Basic fitness is just about staying healthy and prolonging your life – but as you strive to add more miles to your run, more plates to your bench, or more reps to your maxes, it’s not about prolonging anything anymore. Pushing from 350 to 375 on the bench isn’t about longevity, it’s about a strange juxtaposition of narcissism and masochism, overlayed in such a way that you somehow start to derive self-worth from the pain. Look at me, you say in your head, I’m a god damned animal.

But then something happens. You lose your job. You break your arm. You get married. You have a baby. Good or bad, life has a habit of getting in the way of fitness – and because fitness is, as I said earlier, a long con, chances are good that it’ll happen again and again. As anyone that follows me on social media may have noticed from my constant posting… for me, the latest challenge has been daddy-duty.

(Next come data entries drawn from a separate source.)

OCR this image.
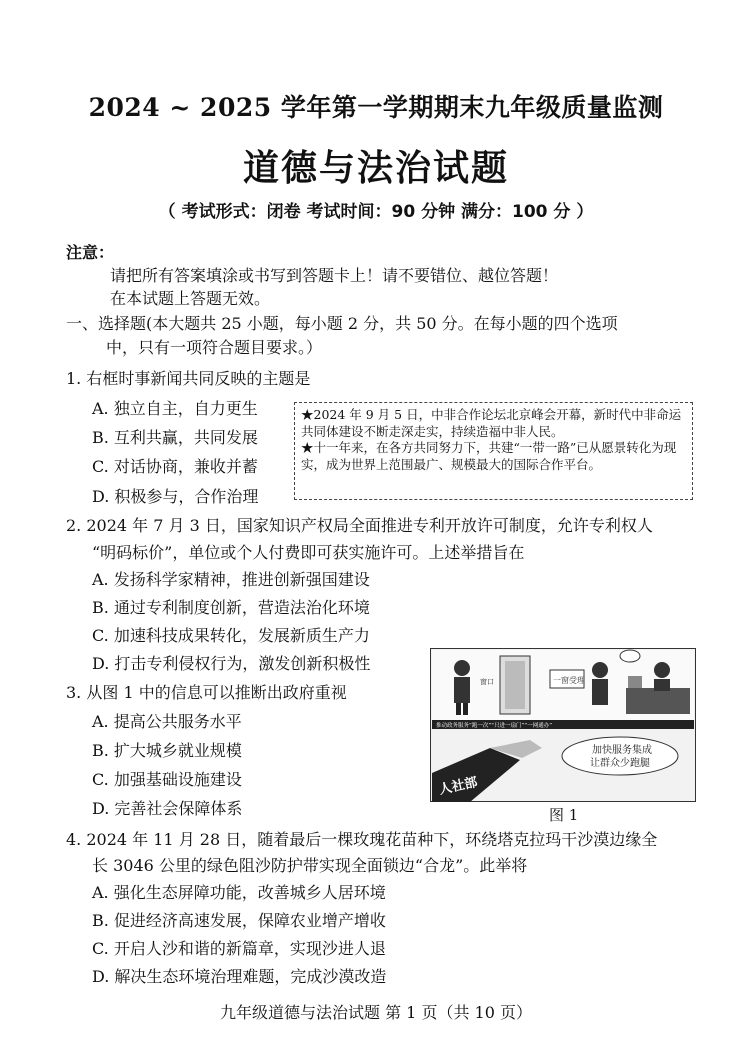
2024 ~ 2025 学年第一学期期末九年级质量监测
道德与法治试题
（ 考试形式：闭卷 考试时间：90 分钟 满分：100 分 ）
注意：
请把所有答案填涂或书写到答题卡上！请不要错位、越位答题！
在本试题上答题无效。
一、选择题(本大题共 25 小题，每小题 2 分，共 50 分。在每小题的四个选项
中，只有一项符合题目要求。）
1. 右框时事新闻共同反映的主题是
A. 独立自主，自力更生
B. 互利共赢，共同发展
C. 对话协商，兼收并蓄
D. 积极参与，合作治理
★2024 年 9 月 5 日，中非合作论坛北京峰会开幕，新时代中非命运共同体建设不断走深走实，持续造福中非人民。
★十一年来，在各方共同努力下，共建“一带一路”已从愿景转化为现实，成为世界上范围最广、规模最大的国际合作平台。
2. 2024 年 7 月 3 日，国家知识产权局全面推进专利开放许可制度，允许专利权人
“明码标价”，单位或个人付费即可获实施许可。上述举措旨在
A. 发扬科学家精神，推进创新强国建设
B. 通过专利制度创新，营造法治化环境
C. 加速科技成果转化，发展新质生产力
D. 打击专利侵权行为，激发创新积极性
3. 从图 1 中的信息可以推断出政府重视
A. 提高公共服务水平
B. 扩大城乡就业规模
C. 加强基础设施建设
D. 完善社会保障体系
窗口	一窗受理
推动政务服务“跑一次”“只进一扇门”“一网通办”
人社部
加快服务集成
让群众少跑腿
图 1
4. 2024 年 11 月 28 日，随着最后一棵玫瑰花苗种下，环绕塔克拉玛干沙漠边缘全
长 3046 公里的绿色阻沙防护带实现全面锁边“合龙”。此举将
A. 强化生态屏障功能，改善城乡人居环境
B. 促进经济高速发展，保障农业增产增收
C. 开启人沙和谐的新篇章，实现沙进人退
D. 解决生态环境治理难题，完成沙漠改造
九年级道德与法治试题 第 1 页（共 10 页）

Writing an article about parenting can be surprisingly divisive. As a new parent, I still have strong recollections about skipping past articles about being a new dad, occasionally thinking, “well that looks interesting, but I don’t actually care.” Seasoned parents that have already proven their mettle by keeping their kids alive for years aren’t all that interested in what a new dad has to say either: it’s like being a Staff Sergeant and reading about the Marine Corps from the perspective of a Private.

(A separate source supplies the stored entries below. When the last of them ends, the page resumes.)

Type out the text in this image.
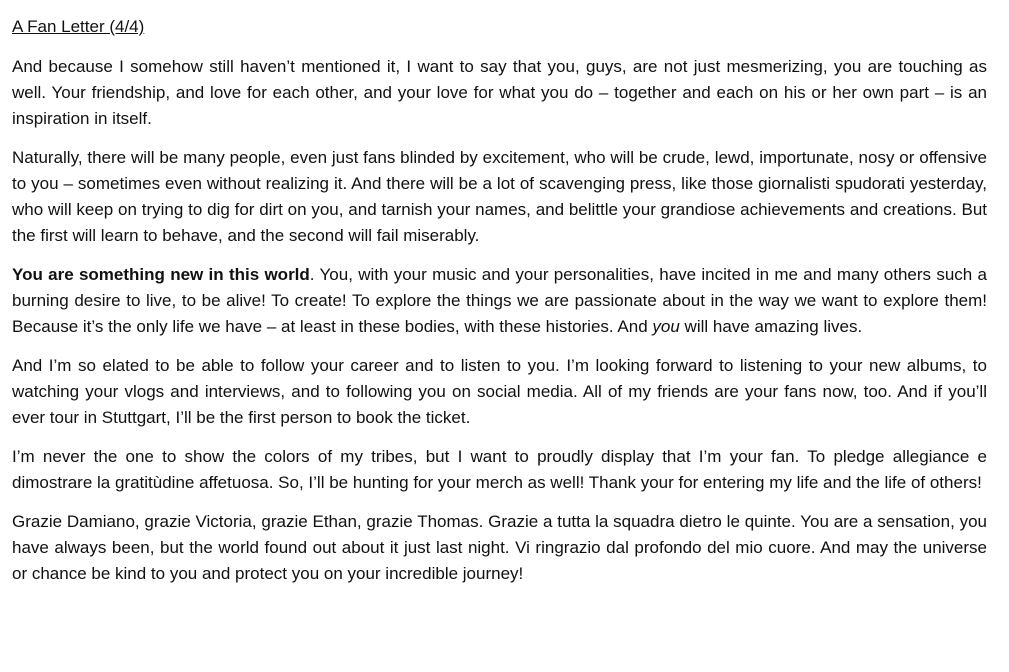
A Fan Letter (4/4)

And because I somehow still haven’t mentioned it, I want to say that you, guys, are not just mesmerizing, you are touching as well. Your friendship, and love for each other, and your love for what you do – together and each on his or her own part – is an inspiration in itself.

Naturally, there will be many people, even just fans blinded by excitement, who will be crude, lewd, importunate, nosy or offensive to you – sometimes even without realizing it. And there will be a lot of scavenging press, like those giornalisti spudorati yesterday, who will keep on trying to dig for dirt on you, and tarnish your names, and belittle your grandiose achievements and creations. But the first will learn to behave, and the second will fail miserably.

You are something new in this world. You, with your music and your personalities, have incited in me and many others such a burning desire to live, to be alive! To create! To explore the things we are passionate about in the way we want to explore them! Because it’s the only life we have – at least in these bodies, with these histories. And you will have amazing lives.

And I’m so elated to be able to follow your career and to listen to you. I’m looking forward to listening to your new albums, to watching your vlogs and interviews, and to following you on social media. All of my friends are your fans now, too. And if you’ll ever tour in Stuttgart, I’ll be the first person to book the ticket.

I’m never the one to show the colors of my tribes, but I want to proudly display that I’m your fan. To pledge allegiance e dimostrare la gratitùdine affetuosa. So, I’ll be hunting for your merch as well! Thank your for entering my life and the life of others!

Grazie Damiano, grazie Victoria, grazie Ethan, grazie Thomas. Grazie a tutta la squadra dietro le quinte. You are a sensation, you have always been, but the world found out about it just last night. Vi ringrazio dal profondo del mio cuore. And may the universe or chance be kind to you and protect you on your incredible journey!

So maybe it’s best not to think of this as an article about staying fit with a new baby in the house, but rather, it’s a form of commiseration. If you’re currently battling an injury, just moved to a new town or started a new job, maybe you’ve just been buried in work lately and your workouts have tapered off from where they ought to be… I’m with ya. I’ve been here before – and although the trail out of these woods is winding, I can confirm that it will lead you back to where you want to be, as long as you keep moving.

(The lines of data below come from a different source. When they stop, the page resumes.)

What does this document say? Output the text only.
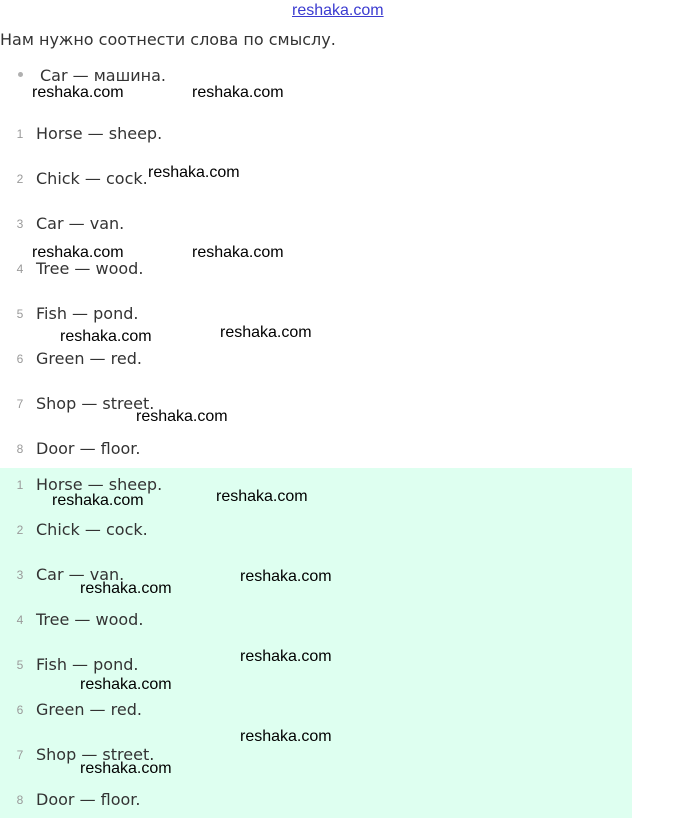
reshaka.com
Нам нужно соотнести слова по смыслу.
Car — машина.
1 Horse — sheep.
2 Chick — cock.
3 Car — van.
4 Tree — wood.
5 Fish — pond.
6 Green — red.
7 Shop — street.
8 Door — floor.
1 Horse — sheep.
2 Chick — cock.
3 Car — van.
4 Tree — wood.
5 Fish — pond.
6 Green — red.
7 Shop — street.
8 Door — floor.
reshaka.com	reshaka.com
reshaka.com
reshaka.com	reshaka.com
reshaka.com	reshaka.com
reshaka.com
reshaka.com	reshaka.com
reshaka.com
reshaka.com
reshaka.com
reshaka.com
reshaka.com
reshaka.com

Being a dad may have slowed down my fitness game, but she’s still the best thing that’s ever happened to me.

Since my daughter was born, I’ve found myself feeling increasingly guilty about spending too much time working out. I used to split my workouts into two parts of the day: cardio for an hour or so at one point, and lifting for an hour or so at another. Because I work from home, I have a lot of leeway with my schedule, and it helped me to establish a daily routine. With the kiddo in the house, however, I’m lucky if I get 45 minutes to devote to working out… and even that is occasionally cut short by the flickering light and static-filled cries of the baby monitor. As a result, I’ve watched my midsection soften up, my shoulders slump down a bit, and my self esteem droop along with them both.

To the casual observer, I may not seem all that different, but as I get out of the shower and walk past the mirror in my bathroom, I have to admit that I’ve seen a shift. The dad-bod may be “in” according to some websites, but it’s never been my fitness goal.

Now, I may not have been a dad before, but I have been in the fitness game long enough to see these cycles come and go in the past, and not always due to injury.